I have long been fascinated by Disney’s 1940 film Fantasia, from childhood I fell in love with all of the ‘stories’ that were used to showcase some wonderful pieces of classical music. The film awakened me to the joy of classical music and the emotions and images it has the power to create, which is why it thrilled me when Sounds and Sorcery: Celebrating Disney’s Fantasia was announced to transport audiences at The Vaults.
Bright, bold and colourful, audiences are guided through the world of Disney’s Fantasia, with the help of headphones playing the pieces of music used in the film as you wonder around several imaginative and occasionally charming spaces.
Directed by Daisy Evans, Sounds and Sorcery: Celebrating Disney’s Fantasia does successfully highlight the original concept of the film of how music can conjure up a variety of emotions and images as you listen to it. This is particularly showcased in the beautiful Nutcracker Suite, filled with human sized plants and mushrooms that light up and a variety of other effects that really mesmerise and charm.
The Dance of the Hours ballet is also fun to watch (although you have to try and time it right so you catch it from the beginning as they only perform at certain times) and really captures the spirit of that particular sequence in the film.
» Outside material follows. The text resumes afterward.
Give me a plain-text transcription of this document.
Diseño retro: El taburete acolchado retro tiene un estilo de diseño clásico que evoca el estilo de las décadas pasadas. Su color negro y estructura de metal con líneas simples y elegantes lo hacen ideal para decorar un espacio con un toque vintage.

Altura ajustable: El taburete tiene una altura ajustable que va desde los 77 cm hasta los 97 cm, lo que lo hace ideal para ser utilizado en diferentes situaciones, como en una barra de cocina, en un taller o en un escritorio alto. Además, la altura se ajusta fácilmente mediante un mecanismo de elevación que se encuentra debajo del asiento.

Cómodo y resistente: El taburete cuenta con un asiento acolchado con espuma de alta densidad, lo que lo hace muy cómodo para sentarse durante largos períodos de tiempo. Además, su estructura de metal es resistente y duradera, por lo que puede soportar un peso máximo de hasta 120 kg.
But there are some elements of the show that feel slightly disappointing such as The Rite of Spring element, featuring pre-historic volcanos but little else to engage the audience and doesn’t necessarily make the audience want to linger and listen to the full piece of music. This and a couple of other little elements could have been expanded further to keep the audience interested.
Another slight issue is that at times the sound isn’t as smooth as it could be and so the orchestra’s richly performed recordings of these beautiful pieces of music is occasionally crackled and difficult to make out.
However, I loved the clear thought and imagination that has gone into this – it is very much a 2018 interpretation of what potentially Disney’s Fantasia would look like if it was remade now – particularly seen in the A Night On Bare Mountain sequence towards the end, with its use of contemporary dance. But it is down to Kitty Callister’s set that the audience feels completely immersed in this world.
Imaginative, creative and fun are definitely words to use for this immersive experience – but Sounds and Sorcery: Celebrating Disney’s Fantasia lacks in finesse, with some ideas seemingly coming across as half-formed and could be built on so much more to make this a more thrilling experience.
By Emma Clarendon
The Vaults Presents Sounds and Sorcery: Celebrating Disney’s Fantasia continues to take place until the 30th September.